Kawaii is a Japanese style that’s all about cuteness. Mascots like Hello Kitty and Pikachu, with their big eyes and round faces, embody the innocence that’s at the heart of kawaii life and fashion. But kawaii is also about making your own individual style, instead of becoming a cog in a machine – it’s a rebellion of niceness against the corporate world.
Kawaii is Japanese for Cute
If you’ve played Pokemon Go or bought a Hello Kitty handbag, you’ll have experienced kawaii (pronounced ‘ka – why’) first hand. Kawaii means ‘cute’ in Japanese, but it’s a Shorthand expression for a whole cultural phenomenon.
While kawaii started as a fashion craze for 14- to 18- year-old women, it has now spread to Japanese society at large. Police boxes are now decorated with cute mascots, and construction sites are sometimes guarded by bright pink railings there’s even a special cute mascot who urges you to file your tax form online.
Kawaii is unthreatening. It conveys the values of harmony and acceptability. (You could see it as the opposite of the threatening and anti-social values expressed by the Goth and heavy metal aesthetics.) Innocence and gentleness are kawaii virtues.
Kawaii comes in different flavours. Lolita fashion with its soft colours, ruffles, frills and lace is probably the best known outside Japan, but there’s also Decora, a colourful style whose advocates decorate themselves with badges, bangles, and multiple accessories in order to create highly individualised outfits.

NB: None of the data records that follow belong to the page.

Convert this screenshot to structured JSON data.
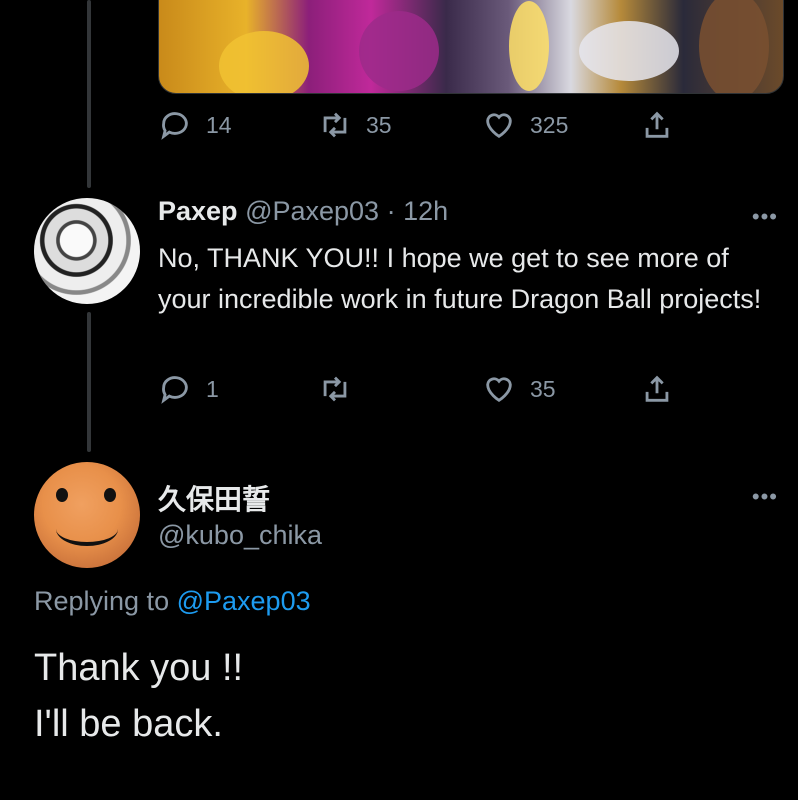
{
  "colors": {
    "background": "#000000",
    "text": "#e7e9ea",
    "muted": "#8b98a5",
    "accent": "#1d9bf0"
  },
  "top_tweet": {
    "media_alt": "",
    "actions": {
      "replies": "14",
      "retweets": "35",
      "likes": "325"
    }
  },
  "reply_tweet": {
    "display_name": "Paxep",
    "handle": "@Paxep03",
    "separator": "·",
    "time": "12h",
    "more": "•••",
    "text": "No, THANK YOU!! I hope we get to see more of your incredible work in future Dragon Ball projects!",
    "actions": {
      "replies": "1",
      "retweets": "",
      "likes": "35"
    }
  },
  "main_tweet": {
    "display_name": "久保田誓",
    "handle": "@kubo_chika",
    "more": "•••",
    "replying_prefix": "Replying to",
    "replying_mention": "@Paxep03",
    "line1": "Thank you !!",
    "line2": "I'll be back."
  },
  "icons": [
    "reply-icon",
    "retweet-icon",
    "like-icon",
    "share-icon",
    "more-icon"
  ]
}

Kawaii is about childhood. It encapsulates the innocence and vulnerability of the small child, like with the typical mascot characters’ round faces and big eyes. (One kawaii character only drinks tea and eats sweets – a typically childish idea of a good diet.) But at the same time, kawaii can be rebellious; some Japanese girls adopted Lolita fashion to rebel against what’s still a male-dominated society, using fashion to express their disdain for the world of wage slaves in the same way that western hippies did back in the 1960s.
Adopting a kawaii style involves a new colour palette; pastel and white with Lolita fashion or a more vibrant and bright mass of different colours in Decora style. Understatement is the antithesis of kawaii; instead, add as many ruffles, ribbons, frills, and decorations as you can. Simply adding a couple of lines of lace to the bottom of a shirt can turn it from businesslike to kawaii.
Kawaii isn’t just for girls any more. Older women have become fans, too, though some of the more childlike aspects (for instance, white school socks) aren’t appropriate to an older wardrobe. In Japan, many men also dress in kawaii style; soft layers, soft fabrics, and a feeling of youthful cleanness are all part of the style. Kawaii men tend to grow their hair relatively long (down to the shoulder, but not below), are clean shaven, and prioritise boy-next-door style approachability rather than status or strength in their attitude.